People at the camp say they are frustrated and feel they have nowhere to go, but the city's police chief says this decision is to keep them out of danger.

"We're just trying to have a place to rest our head instead of on the streets," said Nicholas Walls of Burlington.

The city is still figuring out how exactly it will close this encampment on Sears Lane but says it will be done by the end of the week.

Nicholas Walls and Ashley Baker have lived here for five months.

"Yeah we're struggling," Baker said. "We need a roof over our head and this is it for now. We don't want to be out here."

The mayor says there have been multiple deaths at these camps since he's been in office. He argues the city is shutting them down to keep people safe.

"I think the city has a responsibility to act. We have seen some terrible incidents take place," said Mayor Miro Weinberger, D-Burlington. "There are very real public safety considerations that need to be brought to bear here and that is the foundation of this policy."

Burlington police say there have been reports of domestic violence, drugs, vandalism and a firearm dispute, as well as complaints from neighbors.

"The people that were here ruined it for us," Walls said.

"I don't want everybody to think we're all the same because we're not," Baker said.
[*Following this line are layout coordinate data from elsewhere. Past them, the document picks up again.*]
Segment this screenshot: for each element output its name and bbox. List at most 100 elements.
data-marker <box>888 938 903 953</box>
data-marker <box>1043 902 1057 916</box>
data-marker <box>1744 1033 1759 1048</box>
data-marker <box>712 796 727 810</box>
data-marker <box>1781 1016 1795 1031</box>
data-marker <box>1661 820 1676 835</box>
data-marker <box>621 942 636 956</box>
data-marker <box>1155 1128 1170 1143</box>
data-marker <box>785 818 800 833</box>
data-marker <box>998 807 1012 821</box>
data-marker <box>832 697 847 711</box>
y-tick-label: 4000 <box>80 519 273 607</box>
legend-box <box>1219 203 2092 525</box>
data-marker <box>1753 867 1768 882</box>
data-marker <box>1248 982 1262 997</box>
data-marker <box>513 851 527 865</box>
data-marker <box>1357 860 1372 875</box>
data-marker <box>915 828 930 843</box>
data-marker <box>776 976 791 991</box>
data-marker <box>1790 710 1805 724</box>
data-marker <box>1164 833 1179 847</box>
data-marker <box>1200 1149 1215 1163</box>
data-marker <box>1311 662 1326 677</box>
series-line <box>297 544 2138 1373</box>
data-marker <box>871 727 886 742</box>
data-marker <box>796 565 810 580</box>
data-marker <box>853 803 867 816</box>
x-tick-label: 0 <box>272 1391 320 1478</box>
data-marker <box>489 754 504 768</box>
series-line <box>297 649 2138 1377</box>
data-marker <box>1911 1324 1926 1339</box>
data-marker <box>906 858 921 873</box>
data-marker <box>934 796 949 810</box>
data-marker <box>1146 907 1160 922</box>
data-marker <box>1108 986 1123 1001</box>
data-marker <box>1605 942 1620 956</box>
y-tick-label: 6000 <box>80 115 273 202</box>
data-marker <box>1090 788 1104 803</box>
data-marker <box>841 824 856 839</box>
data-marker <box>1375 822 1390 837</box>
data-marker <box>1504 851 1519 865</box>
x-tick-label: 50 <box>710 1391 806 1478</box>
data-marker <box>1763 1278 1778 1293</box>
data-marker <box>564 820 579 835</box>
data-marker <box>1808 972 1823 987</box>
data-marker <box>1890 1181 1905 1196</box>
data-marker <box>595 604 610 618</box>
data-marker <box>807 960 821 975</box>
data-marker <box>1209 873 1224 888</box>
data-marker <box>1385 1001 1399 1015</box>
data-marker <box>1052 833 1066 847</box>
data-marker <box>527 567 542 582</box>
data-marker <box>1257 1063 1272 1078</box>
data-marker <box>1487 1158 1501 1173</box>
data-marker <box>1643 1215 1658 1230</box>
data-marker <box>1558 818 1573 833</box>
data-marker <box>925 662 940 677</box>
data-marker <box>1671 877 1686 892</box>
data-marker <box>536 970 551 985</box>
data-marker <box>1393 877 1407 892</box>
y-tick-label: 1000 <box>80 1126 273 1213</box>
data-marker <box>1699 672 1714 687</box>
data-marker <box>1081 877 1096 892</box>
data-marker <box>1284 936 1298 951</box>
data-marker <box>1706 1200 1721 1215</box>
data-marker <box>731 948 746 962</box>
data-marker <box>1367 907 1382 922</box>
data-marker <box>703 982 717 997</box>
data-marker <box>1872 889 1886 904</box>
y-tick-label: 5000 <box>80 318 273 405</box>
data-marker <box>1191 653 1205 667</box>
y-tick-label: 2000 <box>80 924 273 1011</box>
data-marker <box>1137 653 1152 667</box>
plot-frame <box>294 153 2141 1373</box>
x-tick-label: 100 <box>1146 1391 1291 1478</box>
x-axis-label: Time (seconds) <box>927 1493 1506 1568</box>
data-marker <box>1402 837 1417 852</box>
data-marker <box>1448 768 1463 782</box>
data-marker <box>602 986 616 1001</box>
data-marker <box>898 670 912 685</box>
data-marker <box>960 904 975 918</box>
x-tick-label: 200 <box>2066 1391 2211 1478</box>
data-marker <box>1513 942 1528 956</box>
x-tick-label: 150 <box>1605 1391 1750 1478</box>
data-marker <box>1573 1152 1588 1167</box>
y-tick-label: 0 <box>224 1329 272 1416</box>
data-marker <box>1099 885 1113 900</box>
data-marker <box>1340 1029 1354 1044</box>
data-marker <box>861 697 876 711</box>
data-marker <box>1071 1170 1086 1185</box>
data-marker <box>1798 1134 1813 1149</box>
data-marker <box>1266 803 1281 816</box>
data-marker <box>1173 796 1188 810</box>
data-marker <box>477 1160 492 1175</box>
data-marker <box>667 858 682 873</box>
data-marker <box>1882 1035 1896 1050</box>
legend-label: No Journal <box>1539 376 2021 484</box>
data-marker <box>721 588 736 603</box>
Burlington Police Chief Brandon del Pozo tells WCAX News that those at the camp are trespassing, which is a crime. He said in a statement: "The city decides when to act on this law, as a matter of policy, by balancing compassion for people in dire straits with the safety hazards present at a given encampment." Del Pozo admits the region's homeless shelters are full but said his department isn't keeping people from moving to other encampments, as long as those areas don't become dangerous, too.

For Walls and Baker, escaping homelessness is a challenge. One they wish they had more help getting past.

"If they want us out of City Hall Park, want us out of the camps, where do they expect us to go? There's not enough shelters," Baker said.

"We've been on waiting lists. We've made calls," Walls said. "As far as the warming shelter, that opens up the first. Hopefully, we'll get in there."

The city says it will store valuable property left at the site for safekeeping. Police tell us those at the camp will be put in touch with service providers.